Annual lung cancer screening (LCS) with low-dose computed tomography (LDCT) in high-risk patients significantly reduces lung cancer deaths.1,2 Sadly, less than 15% of Americans who met previous U.S. Preventive Services Task Force (USPSTF) LCS criteria are tested each year.3,4 Given that the American Cancer Society predicts 131,880 lung cancer deaths in 2021, more-widespread screening could save 30,000–60,000 lives in the U.S. each year.5
On March 9, JAMA published the newly released final USPSTF recommendations to lower the initial age and smoking history requirements for LCS, reaffirming the lifesaving value of these tests and presenting an opportunity for providers to reengage screening-age patients to save more lives. The USPSTF recommends annual screening for lung cancer with LDCT in adults aged 50–80 years who have a 20 packyear smoking history and currently smoke or have quit within the past 15 years. Screening should be discontinued once a person has not smoked for more than 15 years or develops a health problem that substantially limits life expectancy or the ability or willingness to have curative lung surgery.6 This recommendation replaces the 2013 USPSTF statement that recommended annual screening for lung cancer with LDCT in adults aged 55–80 years who have a 30 pack-year smoking history and currently smoke or have quit within the past 15 years.7
What do these changes mean for patients? They will essentially double the number of people eligible for LCS. In addition, screening people who are younger and who have smoked fewer cigarettes will save more lives by early detection. Screening eligibility expansion should spur more providers to start conversations with eligible patients that can ease lung cancer outcomes disparities — particularly among women, Black men, and those in rural areas. As ACR President Geraldine B. McGinty, MD, MBA, FACR, stated in her April Bulletin interview on health equity, “There is a specific opportunity in communities of color, where the impact of lung cancer is higher and where we’re not necessarily reaching patients the way we should.”

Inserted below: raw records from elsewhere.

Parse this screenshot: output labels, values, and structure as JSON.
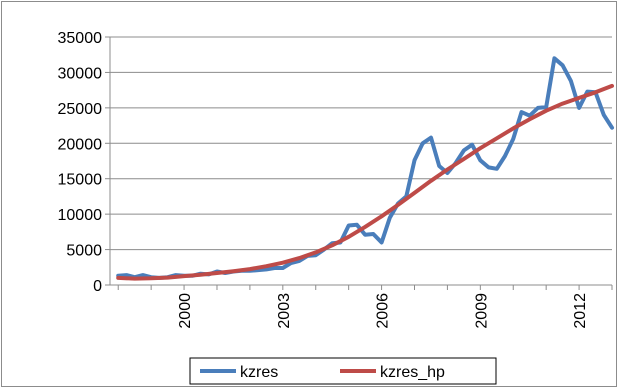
{
  "chart_data": {
    "type": "line",
    "title": "",
    "xlabel": "",
    "ylabel": "",
    "ylim": [
      0,
      35000
    ],
    "y_ticks": [
      0,
      5000,
      10000,
      15000,
      20000,
      25000,
      30000,
      35000
    ],
    "y_tick_labels": [
      "0",
      "5000",
      "10000",
      "15000",
      "20000",
      "25000",
      "30000",
      "35000"
    ],
    "x_tick_labels": [
      "2000",
      "2003",
      "2006",
      "2009",
      "2012"
    ],
    "x_tick_positions": [
      2000,
      2003,
      2006,
      2009,
      2012
    ],
    "x_range": [
      1997.75,
      2013.0
    ],
    "grid": "horizontal",
    "legend_position": "bottom",
    "series": [
      {
        "name": "kzres",
        "color": "#4a7ebb",
        "points": [
          [
            1998.0,
            1300
          ],
          [
            1998.25,
            1400
          ],
          [
            1998.5,
            1100
          ],
          [
            1998.75,
            1400
          ],
          [
            1999.0,
            1100
          ],
          [
            1999.25,
            1000
          ],
          [
            1999.5,
            1100
          ],
          [
            1999.75,
            1400
          ],
          [
            2000.0,
            1300
          ],
          [
            2000.25,
            1300
          ],
          [
            2000.5,
            1600
          ],
          [
            2000.75,
            1500
          ],
          [
            2001.0,
            1900
          ],
          [
            2001.25,
            1700
          ],
          [
            2001.5,
            1900
          ],
          [
            2001.75,
            2000
          ],
          [
            2002.0,
            2000
          ],
          [
            2002.25,
            2100
          ],
          [
            2002.5,
            2200
          ],
          [
            2002.75,
            2400
          ],
          [
            2003.0,
            2400
          ],
          [
            2003.25,
            3100
          ],
          [
            2003.5,
            3400
          ],
          [
            2003.75,
            4100
          ],
          [
            2004.0,
            4200
          ],
          [
            2004.25,
            5000
          ],
          [
            2004.5,
            5900
          ],
          [
            2004.75,
            6000
          ],
          [
            2005.0,
            8400
          ],
          [
            2005.25,
            8500
          ],
          [
            2005.5,
            7100
          ],
          [
            2005.75,
            7200
          ],
          [
            2006.0,
            6000
          ],
          [
            2006.25,
            9500
          ],
          [
            2006.5,
            11500
          ],
          [
            2006.75,
            12500
          ],
          [
            2007.0,
            17600
          ],
          [
            2007.25,
            20000
          ],
          [
            2007.5,
            20800
          ],
          [
            2007.75,
            16800
          ],
          [
            2008.0,
            15800
          ],
          [
            2008.25,
            17200
          ],
          [
            2008.5,
            19000
          ],
          [
            2008.75,
            19800
          ],
          [
            2009.0,
            17600
          ],
          [
            2009.25,
            16600
          ],
          [
            2009.5,
            16400
          ],
          [
            2009.75,
            18200
          ],
          [
            2010.0,
            20600
          ],
          [
            2010.25,
            24400
          ],
          [
            2010.5,
            23900
          ],
          [
            2010.75,
            25000
          ],
          [
            2011.0,
            25100
          ],
          [
            2011.25,
            32000
          ],
          [
            2011.5,
            31000
          ],
          [
            2011.75,
            28800
          ],
          [
            2012.0,
            25000
          ],
          [
            2012.25,
            27300
          ],
          [
            2012.5,
            27200
          ],
          [
            2012.75,
            24000
          ],
          [
            2013.0,
            22200
          ]
        ]
      },
      {
        "name": "kzres_hp",
        "color": "#be4b48",
        "points": [
          [
            1998.0,
            1000
          ],
          [
            1998.5,
            900
          ],
          [
            1999.0,
            950
          ],
          [
            1999.5,
            1050
          ],
          [
            2000.0,
            1250
          ],
          [
            2000.5,
            1450
          ],
          [
            2001.0,
            1700
          ],
          [
            2001.5,
            1950
          ],
          [
            2002.0,
            2250
          ],
          [
            2002.5,
            2650
          ],
          [
            2003.0,
            3150
          ],
          [
            2003.5,
            3800
          ],
          [
            2004.0,
            4600
          ],
          [
            2004.5,
            5600
          ],
          [
            2005.0,
            6800
          ],
          [
            2005.5,
            8200
          ],
          [
            2006.0,
            9700
          ],
          [
            2006.5,
            11300
          ],
          [
            2007.0,
            13000
          ],
          [
            2007.5,
            14700
          ],
          [
            2008.0,
            16300
          ],
          [
            2008.5,
            17800
          ],
          [
            2009.0,
            19300
          ],
          [
            2009.5,
            20700
          ],
          [
            2010.0,
            22100
          ],
          [
            2010.5,
            23400
          ],
          [
            2011.0,
            24600
          ],
          [
            2011.5,
            25600
          ],
          [
            2012.0,
            26400
          ],
          [
            2012.5,
            27200
          ],
          [
            2013.0,
            28100
          ]
        ]
      }
    ]
  }
}
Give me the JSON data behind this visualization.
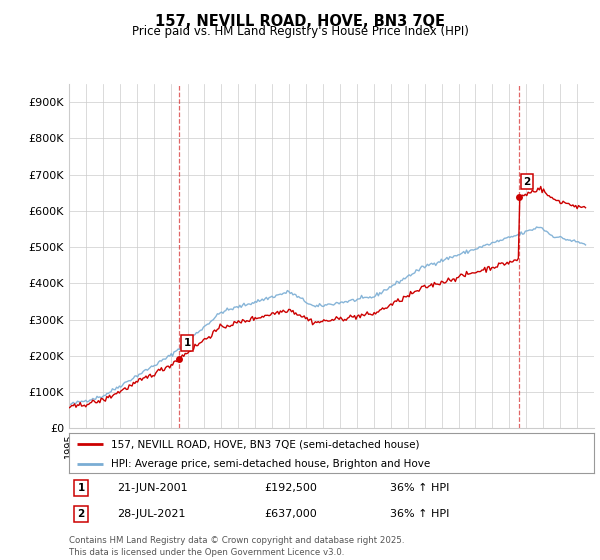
{
  "title": "157, NEVILL ROAD, HOVE, BN3 7QE",
  "subtitle": "Price paid vs. HM Land Registry's House Price Index (HPI)",
  "ylim": [
    0,
    950000
  ],
  "yticks": [
    0,
    100000,
    200000,
    300000,
    400000,
    500000,
    600000,
    700000,
    800000,
    900000
  ],
  "ytick_labels": [
    "£0",
    "£100K",
    "£200K",
    "£300K",
    "£400K",
    "£500K",
    "£600K",
    "£700K",
    "£800K",
    "£900K"
  ],
  "sale1_date": "21-JUN-2001",
  "sale1_price": 192500,
  "sale1_hpi": "36% ↑ HPI",
  "sale2_date": "28-JUL-2021",
  "sale2_price": 637000,
  "sale2_hpi": "36% ↑ HPI",
  "legend_line1": "157, NEVILL ROAD, HOVE, BN3 7QE (semi-detached house)",
  "legend_line2": "HPI: Average price, semi-detached house, Brighton and Hove",
  "footer": "Contains HM Land Registry data © Crown copyright and database right 2025.\nThis data is licensed under the Open Government Licence v3.0.",
  "line_color_red": "#cc0000",
  "line_color_blue": "#7aadd4",
  "vline_color": "#cc0000",
  "background_color": "#ffffff",
  "grid_color": "#cccccc",
  "xlim_start": 1995,
  "xlim_end": 2026
}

What do these changes mean for patients? They will essentially double the number of people eligible for LCS. In addition, screening people who are younger and who have smoked fewer cigarettes will save more lives by early detection.
The ACR urges CMS to quickly update its LCS National Coverage Decision to reflect the USPSTF changes. This combined USPSTF and CMS action would enable the medical community to strike a blow against the nation’s most deadly cancer by using LCS screening to its full advantage.8 Specifically, CMS must do the following:
- Revise and lower the screening eligibility age to 50 years and smoking history criteria to 20 pack-years for the Medicare population
- Revise the following key areas to safeguard against barriers in LCS uptake in the Medicare population:
- Eliminate the upper age limit of 77 years and the requirement that patients be current smokers or have quit smoking within the past 15 years in order to mirror the National Comprehensive Cancer Network guidelines
- Revise the “Counseling and Shared Decision-Making” National Coverage Determination criteria to ensure the current language and requirements do not act as barriers to screening uptake
- Formally instruct all Medicare Administrative Contractors to cover LDCT performed in all facilities, including independent diagnostic testing facilities
Aligning Medicare and private insurance coverage and making these exams more accessible to those who need them can make LDCT the most successful cancer screening test in history. A lack of coverage for those who need it has contributed to a severe underuse of LCS — which has undoubtedly cost lives. Swift coverage expansion by Medicare and private insurers would help doctors and allied professionals address racial and regional disparities and strike back against the nation’s deadliest form of cancer by using LCS to its full advantage.